Leonard Downie Jr., who was executive editor of The Washington Post for seventeen years, does not believe that reporters working for reputable organizations are going to let PR people dictate their stories, no matter how busy they get.

“Observing our own newsroom” at the Post, “I don’t see a difference in the way people are working,” said Downie, who is now a professor at Arizona State University and vice president at large of the Post. “In addition to talking to PR people, both in government and in business, our reporters want to talk to principals all the time. I don’t see a change in that relationship.”

What Downie does see is a change in the relationship between PR and the public itself. The Internet makes it easy for public relations people to reach out directly to the audience and bypass the press, via websites and blogs, social media and videos on YouTube, and targeted e-mail.

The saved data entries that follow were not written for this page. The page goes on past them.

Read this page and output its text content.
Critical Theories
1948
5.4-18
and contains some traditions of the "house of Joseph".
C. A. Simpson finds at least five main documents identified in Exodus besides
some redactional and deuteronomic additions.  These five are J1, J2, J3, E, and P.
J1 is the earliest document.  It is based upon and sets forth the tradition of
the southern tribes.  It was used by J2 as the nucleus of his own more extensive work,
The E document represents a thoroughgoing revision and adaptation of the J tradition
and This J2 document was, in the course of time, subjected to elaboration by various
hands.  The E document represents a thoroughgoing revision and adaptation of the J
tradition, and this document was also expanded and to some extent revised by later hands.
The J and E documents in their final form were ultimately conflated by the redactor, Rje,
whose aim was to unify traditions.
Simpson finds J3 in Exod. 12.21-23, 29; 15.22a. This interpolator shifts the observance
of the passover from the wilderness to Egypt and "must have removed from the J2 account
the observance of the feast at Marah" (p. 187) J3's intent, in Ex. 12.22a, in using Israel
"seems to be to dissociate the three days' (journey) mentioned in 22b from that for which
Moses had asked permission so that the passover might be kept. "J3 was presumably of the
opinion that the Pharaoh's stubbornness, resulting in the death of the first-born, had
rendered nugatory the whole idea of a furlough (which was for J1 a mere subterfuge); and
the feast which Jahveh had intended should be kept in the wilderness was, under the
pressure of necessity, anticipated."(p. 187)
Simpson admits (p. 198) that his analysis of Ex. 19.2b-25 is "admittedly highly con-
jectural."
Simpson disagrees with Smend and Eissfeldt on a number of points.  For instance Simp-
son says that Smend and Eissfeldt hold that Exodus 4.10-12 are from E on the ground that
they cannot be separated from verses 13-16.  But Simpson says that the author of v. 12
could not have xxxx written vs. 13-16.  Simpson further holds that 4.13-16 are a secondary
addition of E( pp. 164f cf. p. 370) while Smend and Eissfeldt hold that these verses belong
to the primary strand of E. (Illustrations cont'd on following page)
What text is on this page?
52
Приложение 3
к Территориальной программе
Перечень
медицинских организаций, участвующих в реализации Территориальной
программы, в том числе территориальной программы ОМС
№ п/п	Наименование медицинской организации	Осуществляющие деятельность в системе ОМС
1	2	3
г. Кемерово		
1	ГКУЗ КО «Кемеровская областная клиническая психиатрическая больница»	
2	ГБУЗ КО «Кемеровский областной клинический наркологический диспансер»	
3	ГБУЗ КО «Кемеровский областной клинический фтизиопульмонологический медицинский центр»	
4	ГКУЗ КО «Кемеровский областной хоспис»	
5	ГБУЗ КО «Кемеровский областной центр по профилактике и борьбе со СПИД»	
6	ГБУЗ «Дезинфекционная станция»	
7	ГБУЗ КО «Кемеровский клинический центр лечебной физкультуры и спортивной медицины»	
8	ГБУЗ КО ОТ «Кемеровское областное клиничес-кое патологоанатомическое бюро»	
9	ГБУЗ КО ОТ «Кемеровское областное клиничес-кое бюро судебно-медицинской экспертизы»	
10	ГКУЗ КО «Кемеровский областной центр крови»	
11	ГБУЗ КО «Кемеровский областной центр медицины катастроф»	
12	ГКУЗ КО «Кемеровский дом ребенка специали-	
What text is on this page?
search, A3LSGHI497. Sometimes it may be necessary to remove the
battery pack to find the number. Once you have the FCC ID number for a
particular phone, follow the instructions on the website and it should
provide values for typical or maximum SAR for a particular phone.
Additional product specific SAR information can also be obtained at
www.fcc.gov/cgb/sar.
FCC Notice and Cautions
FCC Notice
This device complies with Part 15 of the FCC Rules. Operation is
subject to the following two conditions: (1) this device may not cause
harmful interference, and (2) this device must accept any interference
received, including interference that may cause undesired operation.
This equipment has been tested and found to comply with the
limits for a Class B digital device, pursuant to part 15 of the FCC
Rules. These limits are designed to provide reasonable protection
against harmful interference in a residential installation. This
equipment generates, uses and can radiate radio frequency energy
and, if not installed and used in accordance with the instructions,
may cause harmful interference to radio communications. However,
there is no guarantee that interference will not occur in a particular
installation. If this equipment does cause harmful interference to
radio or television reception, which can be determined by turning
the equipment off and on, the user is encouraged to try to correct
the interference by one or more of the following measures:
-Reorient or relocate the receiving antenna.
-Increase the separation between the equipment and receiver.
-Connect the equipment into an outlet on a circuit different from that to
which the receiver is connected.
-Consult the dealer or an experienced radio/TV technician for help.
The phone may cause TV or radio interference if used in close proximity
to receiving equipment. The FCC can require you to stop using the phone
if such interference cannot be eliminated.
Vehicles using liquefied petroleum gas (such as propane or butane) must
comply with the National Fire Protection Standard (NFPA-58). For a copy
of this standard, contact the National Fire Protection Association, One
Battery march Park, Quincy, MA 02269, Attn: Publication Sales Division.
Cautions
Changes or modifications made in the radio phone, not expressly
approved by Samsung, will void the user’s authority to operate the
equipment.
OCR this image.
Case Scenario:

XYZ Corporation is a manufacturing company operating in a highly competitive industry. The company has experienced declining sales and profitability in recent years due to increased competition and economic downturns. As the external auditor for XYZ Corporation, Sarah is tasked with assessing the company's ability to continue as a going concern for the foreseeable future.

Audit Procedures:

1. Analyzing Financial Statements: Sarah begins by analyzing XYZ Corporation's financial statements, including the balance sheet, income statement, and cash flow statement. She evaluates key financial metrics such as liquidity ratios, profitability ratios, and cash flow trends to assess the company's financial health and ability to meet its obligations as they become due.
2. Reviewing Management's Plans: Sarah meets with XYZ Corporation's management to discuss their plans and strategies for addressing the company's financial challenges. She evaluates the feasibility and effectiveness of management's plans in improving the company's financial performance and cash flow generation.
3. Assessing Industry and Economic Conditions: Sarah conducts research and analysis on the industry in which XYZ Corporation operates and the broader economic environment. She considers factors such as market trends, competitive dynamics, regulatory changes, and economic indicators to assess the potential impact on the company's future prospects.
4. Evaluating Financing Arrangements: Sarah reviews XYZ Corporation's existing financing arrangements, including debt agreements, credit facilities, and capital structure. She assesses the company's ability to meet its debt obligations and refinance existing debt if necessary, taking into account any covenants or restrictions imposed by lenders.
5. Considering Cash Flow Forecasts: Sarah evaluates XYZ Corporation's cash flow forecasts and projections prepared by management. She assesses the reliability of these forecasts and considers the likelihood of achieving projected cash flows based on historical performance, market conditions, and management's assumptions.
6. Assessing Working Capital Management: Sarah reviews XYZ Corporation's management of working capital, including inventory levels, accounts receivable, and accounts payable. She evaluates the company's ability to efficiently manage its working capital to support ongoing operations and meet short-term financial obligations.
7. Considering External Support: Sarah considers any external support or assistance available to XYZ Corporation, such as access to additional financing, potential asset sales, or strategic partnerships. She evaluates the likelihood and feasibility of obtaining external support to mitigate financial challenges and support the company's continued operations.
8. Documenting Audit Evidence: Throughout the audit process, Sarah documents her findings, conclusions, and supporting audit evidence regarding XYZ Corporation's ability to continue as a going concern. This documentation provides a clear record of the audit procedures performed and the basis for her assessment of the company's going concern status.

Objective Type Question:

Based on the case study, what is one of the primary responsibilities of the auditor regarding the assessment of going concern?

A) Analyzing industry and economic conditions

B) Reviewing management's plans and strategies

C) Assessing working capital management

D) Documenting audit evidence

“Let’s take a hypothetical situation in which there had been no reduction in the media; at the same time, there still would be growth in the ability of public relations people to directly reach the public,” Downie said. “They are filling a space that has been created digitally.”

Some quick examples: in the academic world, the website Futurity regularly offers polished stories from research universities across the country like “Gems Clear Drug Resistance Hurdle” (Northwestern University) and “Algae Spew Mucus to Alter Sea Ice” (University of Washington); on the business front, Toyota used satellite press conferences and video feeds on its website to respond to allegations about sudden acceleration in its cars last year, and published transcripts on its website of a long interview with reporters at the Los Angeles Times; and in the realm of political advocacy, Media Matters for America led a battle across the Internet for the past several months with the anti-abortion group Live Action over a videotaped sting that Live Action did on Planned Parenthood.

John Sullivan , a former reporter for The New York Times and The Providence Journal, is a freelance journalist. This story is being jointly published with ProPublica.